Daha sonra Raif Efendi Maria Puder’e ulaşamaz. Hastanede olduğunu öğrenir. Günlerce hastaneyi ziyaret eder. Ardından Maria Puder eve çıkar. Raif Efendi günlerce ona evde bakar. Maria, bir gün Raif’in o gün işe gitmemesini ve kendisiyle kalmasını ister. Raif bu isteği yerine getirir. Birlikte zaman geçirirler, Maria yine ve bu kez kendinden emin bir halde Raif’e kendisini sevdiğini anladığını söyler. Artık ikisi de mutludur. Haftalar sonra Maria kendini toplar ve birlikte dışarı çıkıp gezmeye başlarlar. O günlerde Raif, pansiyona gitmeyi bırakmış Maria ile birlikte kalmaya başlamıştır. Ancak bir gün eşyalarını almak üzere pansiyona uğrar. Eşyalarını toplarken hizmetli kız, Raif’e Türkiye’den gelen bir telgraf verir. Eniştesi tarafından yazılan telgrafta babasının öldüğü, gelip fabrikanın başına geçmesi gerektiği yazılıdır.
Raif, eve döndüğünde durumu Maria’ya anlatır. Raif’in Türkiye’ye dönmesi gerektiğine dair ortak bir karar alırlar. Maria, Raif’e kendisinden haber bekleyeceğini ve ne zaman nereye çağırırsa geleceğini söyleyerek gitmesinin doğru olacağının altını çizer. Raif, işlerini düzene soktuğunda Maria’yı da yanına aldıracağının sözünü vererek Türkiye’ye döner.

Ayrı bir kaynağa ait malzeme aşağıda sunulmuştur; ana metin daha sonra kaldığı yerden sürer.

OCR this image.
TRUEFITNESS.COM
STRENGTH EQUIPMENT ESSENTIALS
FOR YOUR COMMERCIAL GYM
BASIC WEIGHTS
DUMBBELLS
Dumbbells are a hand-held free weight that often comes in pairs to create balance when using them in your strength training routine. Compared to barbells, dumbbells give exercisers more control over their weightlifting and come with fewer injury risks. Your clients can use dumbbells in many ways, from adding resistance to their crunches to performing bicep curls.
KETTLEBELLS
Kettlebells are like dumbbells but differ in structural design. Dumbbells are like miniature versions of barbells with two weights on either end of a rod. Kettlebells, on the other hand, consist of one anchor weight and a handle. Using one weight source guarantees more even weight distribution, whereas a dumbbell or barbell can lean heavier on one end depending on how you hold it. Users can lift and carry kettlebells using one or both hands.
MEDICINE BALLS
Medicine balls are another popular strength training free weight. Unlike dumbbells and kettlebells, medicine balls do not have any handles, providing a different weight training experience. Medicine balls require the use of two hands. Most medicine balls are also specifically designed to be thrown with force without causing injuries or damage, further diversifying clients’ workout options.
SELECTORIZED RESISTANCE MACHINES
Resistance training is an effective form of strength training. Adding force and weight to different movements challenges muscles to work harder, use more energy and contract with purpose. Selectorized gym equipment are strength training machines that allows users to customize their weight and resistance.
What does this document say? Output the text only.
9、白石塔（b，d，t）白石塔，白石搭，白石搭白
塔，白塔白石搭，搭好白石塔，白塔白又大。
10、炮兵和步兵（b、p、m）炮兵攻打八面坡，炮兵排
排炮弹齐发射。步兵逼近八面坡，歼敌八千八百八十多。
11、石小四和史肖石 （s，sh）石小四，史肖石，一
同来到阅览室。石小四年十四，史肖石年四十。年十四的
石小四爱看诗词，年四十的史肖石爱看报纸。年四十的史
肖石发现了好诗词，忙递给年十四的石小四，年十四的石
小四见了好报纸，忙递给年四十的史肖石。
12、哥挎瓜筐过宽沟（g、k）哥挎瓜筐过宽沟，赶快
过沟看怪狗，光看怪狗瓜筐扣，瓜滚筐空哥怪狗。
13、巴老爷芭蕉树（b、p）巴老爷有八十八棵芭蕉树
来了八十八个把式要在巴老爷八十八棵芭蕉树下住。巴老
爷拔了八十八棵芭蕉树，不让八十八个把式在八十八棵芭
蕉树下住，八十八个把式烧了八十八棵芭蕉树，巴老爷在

Bir süre mektuplaşırlar, birbirlerine neler yaptıklarını anlatırlar. Maria Raif’in Türkiye’ye dönüşünün bir ay kadar sonrasında annesini de alarak Berlin’e döner. Hatta Maria bir mektubunda Raif’e bir sürprizi olduğunu ancak bunu yanına geldiğinde açıklayacağını yazar. Gel zaman git zaman Raif, yaşadığı evi Maria için yeniden dekore ederken, ansızın Maria’dan gelen mektuplar kesiliverir. Hatta aylar sonra ona yolladığı mektuplar Raif’e iade olunur. Raif, hüsran içinde senelerce ondan habersiz yaşar. Maria’nın başka birini bulduğunu ve kendisini unuttuğunu düşünerek, eski içine kapanık haline geri döner. Evlenir, yaşamdan elini ayağını çekerek çoluk çocuğa karışır. Babadan kalma mal varlığını kardeşleri ve enişteleri yüzünden kaybeden Raif, bir şirkette çevirmenlik yapmaya ve tüm aileyi buradan kazandığı parayla geçindirmeye başlar.
Yıllar sonra İstanbul’da bakkal dönüşü Maria’nın kuzeni, Almanya’daki pansiyon arkadaşı Frau van Tieddemann ile karşılaşır. Yanında da küçük bir kız çocuğu vardır. Yıllar önce Maria’nın öldüğünü ve arkasında, kim olduğunu bilmedikleri bir Türk’ten olma bu küçük kızı bıraktığını anlatır.
Raif Efendi Frau van Tieddemann’ın yanındaki küçük kızın kendi kızı olduğunu anlar. Ancak ne yapacağını bilemez bir halde, trene binen küçük kızın ve Frau van Tieddemann’ın ardından bakakalır. Raif, pişmanlıkla işte o gün günlük tutmaya ve bu günlüğe içini dökmeye başlar. Bütün yaşadıklarının ardından söyleyebildiği tek şey: “Böyle olmayabilirdi.” olmuştur.
Günlüğü okuyan Rasim, Raif efendinin iç dünyasını, yıllardır sürdürdüğü suskunluğunun nedenini anlayıverir. Rasim, bir gecede okuduğu günlüğü söz verdiği üzere Raif Efendi’nin gözü önünde sobada yakmak üzere evine götürdüğünde ailesinden acı haberi alır. Raif Efendi aynı suskunlukla aralarından ayrılmıştır.